Jackson se enfrentó con el enemigo el 8 de enero de 1815, es decir, tres meses antes de que nuestros amigos llegaran contra su voluntad a esa región. La guerra entre Inglaterra y su antigua colonia había concluido dos semanas antes, pero ninguno de los bandos lo sabía. Con un puñado de hombres de diversas procedencias, que ni siquiera compartían una lengua común, Jackson venció a un ejército organizado y bien armado de veinte mil ingleses. Mientras los hombres se asesinaban unos a otros en Chalmette, a pocas leguas de Nueva Orleáns, mujeres y niños rezaban en el Convento de las Ursulinas.

Al final de la batalla, cuando procedieron a contar los cadáveres, vieron que Inglaterra había perdido dos mil hombres, mientras que Jackson sólo dejó trece soldados en el campo. Los más valientes y feroces fueron los criollos -gente de color, pero libres- y los piratas.

Unos días más tarde se celebró el triunfo con arcos de flores y doncellas vestidas de blanco, representando cada estado de la Unión, que coronaron de laurel al general Jackson.

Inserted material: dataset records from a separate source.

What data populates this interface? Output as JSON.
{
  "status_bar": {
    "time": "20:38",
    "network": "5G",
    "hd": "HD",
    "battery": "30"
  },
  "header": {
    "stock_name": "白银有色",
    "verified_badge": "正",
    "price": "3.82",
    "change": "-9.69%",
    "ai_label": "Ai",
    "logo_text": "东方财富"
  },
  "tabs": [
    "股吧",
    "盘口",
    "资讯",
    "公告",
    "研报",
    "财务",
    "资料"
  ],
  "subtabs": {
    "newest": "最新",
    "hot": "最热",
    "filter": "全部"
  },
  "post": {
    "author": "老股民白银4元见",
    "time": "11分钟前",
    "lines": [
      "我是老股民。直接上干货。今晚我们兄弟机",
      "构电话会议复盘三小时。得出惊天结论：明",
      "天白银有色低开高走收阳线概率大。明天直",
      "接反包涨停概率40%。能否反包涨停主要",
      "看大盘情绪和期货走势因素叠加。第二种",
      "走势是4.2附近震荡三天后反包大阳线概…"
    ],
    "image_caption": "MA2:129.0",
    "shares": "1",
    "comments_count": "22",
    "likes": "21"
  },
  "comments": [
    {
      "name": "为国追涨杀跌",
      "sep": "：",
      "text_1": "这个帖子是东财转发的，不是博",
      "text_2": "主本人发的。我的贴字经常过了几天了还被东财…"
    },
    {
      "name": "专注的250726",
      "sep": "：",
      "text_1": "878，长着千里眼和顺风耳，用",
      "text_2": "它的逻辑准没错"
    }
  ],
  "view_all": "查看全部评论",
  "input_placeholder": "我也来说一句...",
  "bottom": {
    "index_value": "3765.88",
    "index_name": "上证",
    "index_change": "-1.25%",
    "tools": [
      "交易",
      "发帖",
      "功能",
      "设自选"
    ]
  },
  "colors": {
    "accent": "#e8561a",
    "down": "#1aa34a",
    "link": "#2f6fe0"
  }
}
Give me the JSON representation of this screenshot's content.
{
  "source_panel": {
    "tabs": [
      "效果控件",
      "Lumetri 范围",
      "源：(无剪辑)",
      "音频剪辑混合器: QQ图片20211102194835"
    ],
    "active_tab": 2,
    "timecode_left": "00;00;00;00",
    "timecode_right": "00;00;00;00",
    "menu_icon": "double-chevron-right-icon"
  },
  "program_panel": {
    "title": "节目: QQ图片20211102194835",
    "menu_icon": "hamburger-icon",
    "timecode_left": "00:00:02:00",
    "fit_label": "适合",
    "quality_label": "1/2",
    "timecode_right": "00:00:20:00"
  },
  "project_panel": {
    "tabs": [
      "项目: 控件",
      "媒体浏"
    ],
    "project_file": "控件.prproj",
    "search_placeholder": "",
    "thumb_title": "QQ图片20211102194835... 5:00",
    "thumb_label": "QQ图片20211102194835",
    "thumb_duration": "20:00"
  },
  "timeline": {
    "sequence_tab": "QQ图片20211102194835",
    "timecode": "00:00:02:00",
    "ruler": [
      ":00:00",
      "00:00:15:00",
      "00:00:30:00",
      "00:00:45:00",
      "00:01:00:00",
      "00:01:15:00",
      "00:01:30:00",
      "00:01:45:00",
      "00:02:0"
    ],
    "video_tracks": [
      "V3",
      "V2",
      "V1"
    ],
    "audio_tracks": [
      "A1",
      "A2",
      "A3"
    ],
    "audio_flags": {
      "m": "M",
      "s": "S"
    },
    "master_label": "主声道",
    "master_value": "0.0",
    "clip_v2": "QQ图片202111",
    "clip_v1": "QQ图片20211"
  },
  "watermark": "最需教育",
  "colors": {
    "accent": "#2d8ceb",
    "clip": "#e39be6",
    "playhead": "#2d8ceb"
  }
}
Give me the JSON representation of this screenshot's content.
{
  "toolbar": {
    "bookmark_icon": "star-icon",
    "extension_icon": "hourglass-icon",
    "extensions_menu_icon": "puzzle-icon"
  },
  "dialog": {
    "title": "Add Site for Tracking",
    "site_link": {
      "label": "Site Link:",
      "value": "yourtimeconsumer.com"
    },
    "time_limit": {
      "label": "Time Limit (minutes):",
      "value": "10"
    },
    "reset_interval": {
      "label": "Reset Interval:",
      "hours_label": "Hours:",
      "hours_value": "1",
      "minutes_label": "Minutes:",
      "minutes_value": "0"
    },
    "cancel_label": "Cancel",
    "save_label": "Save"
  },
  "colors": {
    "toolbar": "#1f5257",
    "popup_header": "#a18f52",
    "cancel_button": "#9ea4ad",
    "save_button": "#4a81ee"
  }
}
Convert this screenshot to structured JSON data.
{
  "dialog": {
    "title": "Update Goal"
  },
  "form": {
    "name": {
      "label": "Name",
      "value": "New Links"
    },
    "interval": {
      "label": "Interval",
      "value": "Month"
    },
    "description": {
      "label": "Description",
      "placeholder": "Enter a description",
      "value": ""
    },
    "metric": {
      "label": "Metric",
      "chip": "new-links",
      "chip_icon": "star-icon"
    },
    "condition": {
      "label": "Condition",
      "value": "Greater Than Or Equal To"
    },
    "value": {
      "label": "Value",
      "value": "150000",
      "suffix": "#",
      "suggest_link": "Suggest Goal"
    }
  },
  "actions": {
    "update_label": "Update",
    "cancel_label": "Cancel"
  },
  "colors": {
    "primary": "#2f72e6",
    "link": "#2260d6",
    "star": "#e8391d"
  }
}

En la concurrencia estaban los hermanos Laffite con sus piratas, que de ser proscritos pasaron a ser héroes.

Durante las cuarenta horas que demoró el barco de Laffite en llegar a Grande Isle mantuvieron a Diego de la Vega atado en la cubierta y a las tres mujeres encerradas en una pequeña cabina junto a la del capitán. Pierre Laffite, que no había participado en el asalto a la Madre de Dios porque quedó a cargo de la nave pirata, resultó ser un hombre muy diferente de su hermano, más tosco, robusto, brutal, con cabellos claros y media cara paralizada por una apoplejía. Le gustaba comer y beber en exceso y no podía resistirse a una mujer joven, pero se abstuvo de molestar a Juliana e Isabel porque su hermano le recordó que los negocios eran más importantes que el placer. Esas muchachas podían reportarles una buena suma de dinero.